A data 21/03 foi estabelecida em 2006, quando passou a fazer parte do calendário oficial da Organização das Nações Unidas (ONU). A ideia surgiu na Down Syndrome International (DSi), sugerida pelo geneticista da Universidade de Genebra (Suíça), Stylianos E. Antonarakis. Na Síndrome de Down, há uma alteração genética no cromossomo ’21’, que deve ser formado por um par, mas aparece com três exemplares (trissomia).

O que sei sobre a Síndrome de Down?

A conquista da inclusão escolar de fato, com resultados positivos e abrangentes para o aluno, passa por diferentes etapas e mecanismos. E uma dessas fases tem participação fundamental do psicólogo escolar. “O psicólogo escolar não substitui o professor ou o pedagogo. Ele trabalha diretamente com a equipe da escola, para debater sobre como receber o estudante com deficiência. O psicólogo mobiliza a escola para favorecer o processo de inclusão dessa criança. explica a psicóloga Melody Lynn Falco, integrante da Comissão de Psicologia Escolar e Educacional do Conselho Regional de Psicologia do Paraná (CRP-PR).

“É a escola que precisa estar adaptada para receber o aluno e não o contrário. O princípio da inclusão se relaciona diretamente com a necessidade de adaptação do sistema educacional. Se este não mudar, não haverá lugar para a pessoa com deficiência, tal como não havia na história anterior às discussões acerca da inclusão.
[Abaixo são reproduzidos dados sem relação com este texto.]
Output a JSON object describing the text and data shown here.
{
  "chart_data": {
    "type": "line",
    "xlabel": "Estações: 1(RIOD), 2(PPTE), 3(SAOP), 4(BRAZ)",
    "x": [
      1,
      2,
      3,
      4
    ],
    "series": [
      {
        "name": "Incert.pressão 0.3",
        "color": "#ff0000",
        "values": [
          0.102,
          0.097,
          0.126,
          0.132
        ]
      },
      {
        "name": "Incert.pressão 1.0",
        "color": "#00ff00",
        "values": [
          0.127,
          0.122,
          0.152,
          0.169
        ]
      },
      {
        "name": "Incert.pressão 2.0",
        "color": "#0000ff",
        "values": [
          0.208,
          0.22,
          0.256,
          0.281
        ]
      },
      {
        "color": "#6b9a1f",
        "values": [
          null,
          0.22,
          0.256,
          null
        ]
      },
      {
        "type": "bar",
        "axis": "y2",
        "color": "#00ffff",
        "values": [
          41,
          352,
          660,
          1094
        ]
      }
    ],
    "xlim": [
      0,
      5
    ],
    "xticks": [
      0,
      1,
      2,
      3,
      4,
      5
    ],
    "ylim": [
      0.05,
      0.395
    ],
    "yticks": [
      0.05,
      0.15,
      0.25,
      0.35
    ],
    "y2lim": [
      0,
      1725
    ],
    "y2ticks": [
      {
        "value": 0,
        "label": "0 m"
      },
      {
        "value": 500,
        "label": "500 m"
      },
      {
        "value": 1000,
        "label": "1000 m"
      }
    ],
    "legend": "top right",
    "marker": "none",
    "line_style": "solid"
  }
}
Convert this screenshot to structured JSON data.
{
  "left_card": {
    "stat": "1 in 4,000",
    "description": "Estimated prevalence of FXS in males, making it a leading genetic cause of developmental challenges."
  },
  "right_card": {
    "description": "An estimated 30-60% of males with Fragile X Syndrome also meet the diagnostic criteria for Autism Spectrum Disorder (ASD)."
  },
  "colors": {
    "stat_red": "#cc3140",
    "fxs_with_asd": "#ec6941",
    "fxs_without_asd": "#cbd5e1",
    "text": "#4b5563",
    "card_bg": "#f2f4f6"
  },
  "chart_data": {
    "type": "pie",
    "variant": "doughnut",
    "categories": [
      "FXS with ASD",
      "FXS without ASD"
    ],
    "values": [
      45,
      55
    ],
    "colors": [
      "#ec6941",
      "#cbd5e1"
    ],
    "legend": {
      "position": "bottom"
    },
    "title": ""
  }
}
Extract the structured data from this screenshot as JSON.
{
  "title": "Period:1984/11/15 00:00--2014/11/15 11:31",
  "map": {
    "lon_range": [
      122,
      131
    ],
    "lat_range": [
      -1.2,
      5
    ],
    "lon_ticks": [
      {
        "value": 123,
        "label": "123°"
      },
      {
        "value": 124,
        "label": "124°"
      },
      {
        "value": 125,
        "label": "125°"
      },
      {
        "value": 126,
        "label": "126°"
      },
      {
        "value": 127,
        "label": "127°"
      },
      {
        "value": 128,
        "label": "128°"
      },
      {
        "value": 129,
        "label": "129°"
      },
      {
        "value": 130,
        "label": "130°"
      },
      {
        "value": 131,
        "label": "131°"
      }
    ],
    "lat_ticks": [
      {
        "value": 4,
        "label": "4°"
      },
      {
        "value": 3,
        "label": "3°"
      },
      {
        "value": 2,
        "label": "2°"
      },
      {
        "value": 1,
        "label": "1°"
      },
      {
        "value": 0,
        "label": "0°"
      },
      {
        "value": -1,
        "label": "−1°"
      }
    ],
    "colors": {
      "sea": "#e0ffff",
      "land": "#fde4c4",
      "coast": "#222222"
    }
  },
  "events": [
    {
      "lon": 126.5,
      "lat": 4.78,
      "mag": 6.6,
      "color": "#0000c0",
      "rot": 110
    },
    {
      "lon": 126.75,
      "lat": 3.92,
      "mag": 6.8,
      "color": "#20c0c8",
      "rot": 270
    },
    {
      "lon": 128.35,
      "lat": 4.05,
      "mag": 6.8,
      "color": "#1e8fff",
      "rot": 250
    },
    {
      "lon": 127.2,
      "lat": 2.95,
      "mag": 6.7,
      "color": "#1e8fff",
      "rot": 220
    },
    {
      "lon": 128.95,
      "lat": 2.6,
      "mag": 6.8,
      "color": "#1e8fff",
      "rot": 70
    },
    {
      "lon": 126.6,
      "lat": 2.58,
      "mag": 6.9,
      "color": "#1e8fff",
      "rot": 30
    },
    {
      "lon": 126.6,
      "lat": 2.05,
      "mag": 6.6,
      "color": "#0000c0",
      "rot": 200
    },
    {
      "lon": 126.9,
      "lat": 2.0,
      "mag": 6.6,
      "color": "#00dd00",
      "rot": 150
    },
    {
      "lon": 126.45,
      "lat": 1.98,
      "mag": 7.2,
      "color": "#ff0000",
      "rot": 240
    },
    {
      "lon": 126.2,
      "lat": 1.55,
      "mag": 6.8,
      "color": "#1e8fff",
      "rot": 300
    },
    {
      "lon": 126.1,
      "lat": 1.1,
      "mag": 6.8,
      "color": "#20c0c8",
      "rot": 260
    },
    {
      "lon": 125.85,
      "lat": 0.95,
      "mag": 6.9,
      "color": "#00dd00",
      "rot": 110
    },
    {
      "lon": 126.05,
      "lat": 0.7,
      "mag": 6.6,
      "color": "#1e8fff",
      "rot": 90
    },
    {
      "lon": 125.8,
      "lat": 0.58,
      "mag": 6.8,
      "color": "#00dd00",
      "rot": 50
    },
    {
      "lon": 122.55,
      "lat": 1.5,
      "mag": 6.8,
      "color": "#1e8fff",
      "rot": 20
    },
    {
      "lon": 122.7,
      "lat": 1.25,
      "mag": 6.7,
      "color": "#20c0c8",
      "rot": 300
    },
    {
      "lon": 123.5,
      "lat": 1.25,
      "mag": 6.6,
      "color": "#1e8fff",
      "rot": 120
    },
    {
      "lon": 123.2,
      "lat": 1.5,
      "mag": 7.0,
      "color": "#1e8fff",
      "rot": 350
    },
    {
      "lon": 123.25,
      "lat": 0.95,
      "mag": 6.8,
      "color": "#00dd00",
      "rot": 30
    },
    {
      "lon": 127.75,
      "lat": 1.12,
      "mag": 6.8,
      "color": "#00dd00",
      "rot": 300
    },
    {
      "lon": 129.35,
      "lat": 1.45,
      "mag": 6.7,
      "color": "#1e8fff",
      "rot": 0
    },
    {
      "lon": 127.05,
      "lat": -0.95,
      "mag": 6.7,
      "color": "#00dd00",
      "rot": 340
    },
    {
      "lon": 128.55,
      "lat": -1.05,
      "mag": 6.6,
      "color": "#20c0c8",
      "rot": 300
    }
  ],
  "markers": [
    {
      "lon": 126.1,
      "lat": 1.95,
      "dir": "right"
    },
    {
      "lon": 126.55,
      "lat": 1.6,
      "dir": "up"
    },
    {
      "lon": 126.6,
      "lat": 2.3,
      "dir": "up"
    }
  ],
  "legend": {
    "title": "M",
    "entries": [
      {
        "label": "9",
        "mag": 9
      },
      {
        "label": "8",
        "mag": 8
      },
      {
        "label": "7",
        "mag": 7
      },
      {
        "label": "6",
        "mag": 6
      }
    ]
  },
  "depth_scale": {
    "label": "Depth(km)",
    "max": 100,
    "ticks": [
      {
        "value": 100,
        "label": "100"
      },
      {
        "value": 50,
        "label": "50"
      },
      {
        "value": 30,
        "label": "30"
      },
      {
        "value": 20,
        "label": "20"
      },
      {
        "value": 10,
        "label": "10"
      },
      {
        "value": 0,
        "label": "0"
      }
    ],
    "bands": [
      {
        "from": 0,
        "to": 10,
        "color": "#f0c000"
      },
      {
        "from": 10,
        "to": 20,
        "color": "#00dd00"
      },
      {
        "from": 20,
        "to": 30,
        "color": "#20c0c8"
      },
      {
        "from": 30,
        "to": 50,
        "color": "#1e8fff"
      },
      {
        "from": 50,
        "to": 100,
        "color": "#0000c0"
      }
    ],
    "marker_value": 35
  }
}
O que excluía a pessoa com deficiência era exatamente o fato de ela não ‘se encaixar’ no sistema educacional vigente, restringindo seu acesso às escolas regulares”, diz.

Para a também psicóloga, Kelly Helena Correia, especialista em educação especial, a presença de alunos com deficiência em escolas de ensino regular é benéfica para todos os estudantes e membros da comunidade escolar. “A oportunidade de conviver com a inclusão, desde que ela ocorra de maneira sadia, é única. Ocorre uma troca mútua, na qual um participa do crescimento humano do outro”, afirma.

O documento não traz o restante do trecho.